Como foram os bastidores das 24 horas que antecederam à votação, pelos três desembargadores do Tribunal Regional Federal da 4ª Região (TRF4), da apelação do ex-presidente Luiz Inácio Lula da Silva (PT – SP)? Essa é uma história a ser contada para os nossos leitores.
Até os inimigos mais ferrenhos de Lula acreditavam que a condenação seria por dois a um, o que deixaria uma boa chance dele concorrer nas próximas eleições presidenciais, para as quais lidera as pesquisas de opinião. A decisão unânime dos desembargadores João Pedro Gebran Neto, Leandro Paulsen e Victor Luis dos Santos Laus foi uma surpresa geral.
No ano passado, Lula tinha sido condenado na primeira instância a nove anos e seis meses pelos crimes de corrupção e lavagem de dinheiro pelo juiz federal Sérgio Moro, da Operação Lava Jato. Os desembargadores ampliaram a pena para 12 anos e um mês e, com isso, não apenas praticamente inviabilizaram a candidatura do ex-presidente como ainda tornaram real a possibilidade da sua prisão. O que aconteceu?
Responder a essa pergunta aos nossos leitores não será fácil. Mas não é impossível. O primeiro passo é voltar à estaca zero. Logo depois da condenação de Moro, as atenções se voltaram para os três desembargadores do TRF4. Tanto repórteres quanto apoiadores de Lula e os seus adversários se debruçaram a esmiuçar o perfil de Paulsen, Santos e Laus, além de tentar saber tudo a respeito do presidente do TRF4, Carlos Eduardo Thompson Flores Lenz.
No início de janeiro, começaram a circular nos noticiários e nas redes sociais informações de que um dos desembargadores iria votar favoravelmente a Lula. Faltando uma semana para o julgamento, eu liguei para cinco adversários do ex-presidente que fazem parte do governo do presidente Michel Temer (PMDB-SP). Eles não só defenderam a ideia do placar de dois a um como lembraram que o próprio Temer havia afirmado à imprensa que a condenação de Lula seria usada pelos seus apoiadores para torná-lo uma vítima. E que o bom seria ele concorrer e ser derrotado nas urnas.
Na época, vasculhei os noticiários e as redes sociais em busca de qualquer declaração feita pelos três desembargadores. Não encontrei nada. Conversei com vários colegas repórteres sobre o assunto e ninguém havia conseguido descobrir grande coisa sobre o que iria acontecer no julgamento.

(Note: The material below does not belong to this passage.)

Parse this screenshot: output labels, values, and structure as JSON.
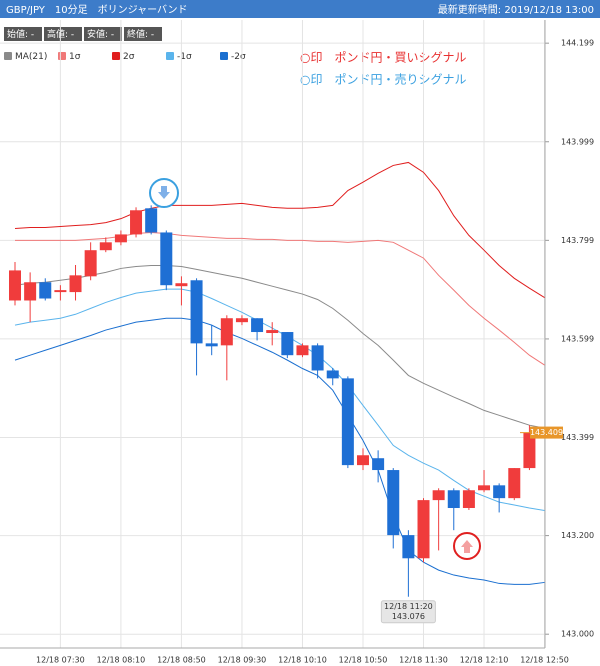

Aqui uma coisa interessante. As especulações sobre como iriam votar os desembargadores ao poucos foram substituídas por notícias que davam conta de que eles teriam sido ameaçados. E logo depois veio uma enxurrada de matérias sobre as medidas de segurança para a realização do julgamento.
Na cabeça dos apoiadores de Lula, dos seus adversários e da maioria dos jornalistas, o escore de dois a um era dado como certo. Isso salta aos olhos nas matérias que publicamos. Logo depois de confirmado a votação de três a zero, a primeira coisa que pensei: não combinamos com os russos, um jargão que entre os repórteres significa que se deve lembrar de consultar todos os envolvidos antes de se dar um fato como certo. No caso, o lado principal não só ficou em silêncio como tomou o cuidado de não deixar vazar nenhuma informação.
Nos minutos seguintes ao voto unânime, começaram a brotar teses sobre o que havia acontecido. A que eu mais gosto é de teria havido um pacto entre os desembargadores. Os defensores dessa tese têm uma dezena de argumentos para sustentá-la. Mas é como a história do placar da votação de dois a um. Tudo não passa de “eu acho” e não ”tenho certeza”.
E é aqui que nós entramos. Aqui é que entra o trabalho do repórter. O que aconteceu antes, durante e depois da votação do TRF4 são informações que precisam ser apuradas em nome da exatidão jornalística. Saber como tudo aconteceu é uma exigência do nosso leitor. E dos estudiosos da história política do Brasil que são as pessoas que escrevem os livros didáticos que usados pelos nossos filhos nas escolas. Nós, repórteres, temos um belo desafio pela frente.